Thursday, February 19, 2009

Dangerous Precedent

Another interesting exchange from the article about the tax credit/Soil District partisan pissing match:

State Del. Frank Turner, who proposed the reconsideration, had the same explanation for his votes.

“I oppose this,” he said. “I think this bill would set a dangerous precedent.”

Bates dismissed that explanation.

“It’s a dangerous precedent to credit residents for paying for a service they don’t receive?” she asked. “I don’t buy that.”

There are a large number of government services from which I receive a negative return on my tax dollar. Libraries, a golf course, parks, a swimming pool, public schools, etc. are all things that my local tax dollars are wasted on in which I don’t get much benefit from. In my opinion, the government has no business providing these things in the first place.

Many people claim that some things are so important to everyone in the community that these things should be subsidized by and/or provided by the government, rather than being left to the free market. I am specifically thinking about public schools here, since public schools are both controlled by the local government and financed by the local government via taxation. How often do we hear the refrain: “everyone benefits from an educated citizenry, therefore everyone should chip in and pay for education.” You know, the whole “positive externalities” argument. Almost everyone who makes this argument suddenly sees the fallacy of it when asked if they support government subsidy of private schools. After all, private schools provide the exact same benefits to society that public schools do.
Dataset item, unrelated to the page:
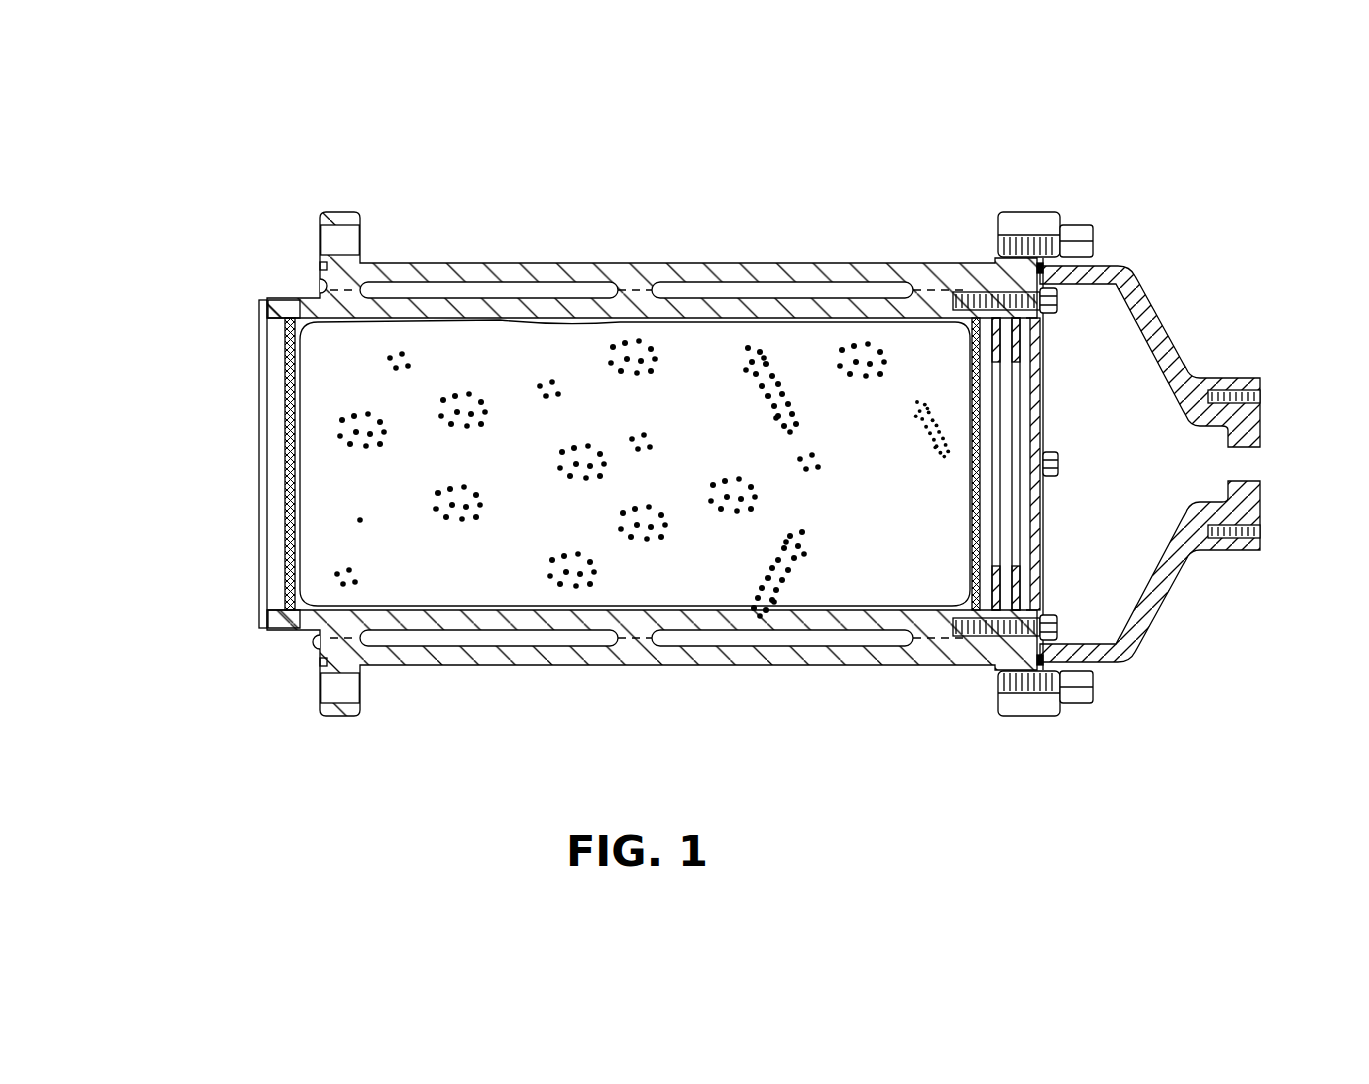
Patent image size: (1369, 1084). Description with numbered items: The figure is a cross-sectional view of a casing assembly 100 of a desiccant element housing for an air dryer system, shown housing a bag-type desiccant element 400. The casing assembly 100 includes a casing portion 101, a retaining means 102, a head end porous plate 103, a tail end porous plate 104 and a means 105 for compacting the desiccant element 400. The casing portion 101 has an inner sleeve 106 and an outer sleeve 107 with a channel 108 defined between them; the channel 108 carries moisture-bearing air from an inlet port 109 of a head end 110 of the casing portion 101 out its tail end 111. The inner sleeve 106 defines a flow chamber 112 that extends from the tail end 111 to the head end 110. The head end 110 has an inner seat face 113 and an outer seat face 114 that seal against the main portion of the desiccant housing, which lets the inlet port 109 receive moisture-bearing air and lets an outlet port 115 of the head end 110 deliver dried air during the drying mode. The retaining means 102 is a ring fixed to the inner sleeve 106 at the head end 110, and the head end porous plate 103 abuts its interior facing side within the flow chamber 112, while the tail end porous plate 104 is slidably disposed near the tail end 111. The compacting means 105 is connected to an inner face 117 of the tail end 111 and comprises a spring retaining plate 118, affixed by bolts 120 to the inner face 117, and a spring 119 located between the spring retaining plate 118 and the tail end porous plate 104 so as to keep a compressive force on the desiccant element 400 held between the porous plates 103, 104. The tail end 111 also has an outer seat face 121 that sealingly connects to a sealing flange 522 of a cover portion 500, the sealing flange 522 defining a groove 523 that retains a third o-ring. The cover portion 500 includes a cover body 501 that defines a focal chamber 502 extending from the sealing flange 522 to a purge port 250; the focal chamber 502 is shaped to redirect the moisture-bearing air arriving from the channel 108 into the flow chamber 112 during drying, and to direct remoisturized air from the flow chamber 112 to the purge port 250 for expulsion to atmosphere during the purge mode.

When the government tries to make people pay for positive externalities, they end up creating an entire class of free riders. Free riders get far more than they pay for, sort of like an Amish person that pays no taxes yet still gets the benefit of national defense. The benefits from education (be it from public or private schools) overwhelmingly flow directly to the students and parents of students at that school. Obviously, students cannot be expected to foot the bill, but their parents or guardians certainly can. To make someone with no children shell out the same amount of tax dollars as their neighbor that has three kids in public schools is one of the most arrogant and irresponsible abuses of power that I can think of. This could be corrected by requiring that public schools charge tuition as I have suggested in the past.

I should point out that positive externalities are not only the result of education. Anyone who maintains a flower garden that their neighbor can see has produced a positive externality. A beekeeper whose bees pollinate a farmer’s field has produced positive externalities. Having a cool local restaurant like Clyde’s in the community creates positive externalities. creates positive externalities. In fact, positive externalities are everywhere. Unfortunately, so is gummint.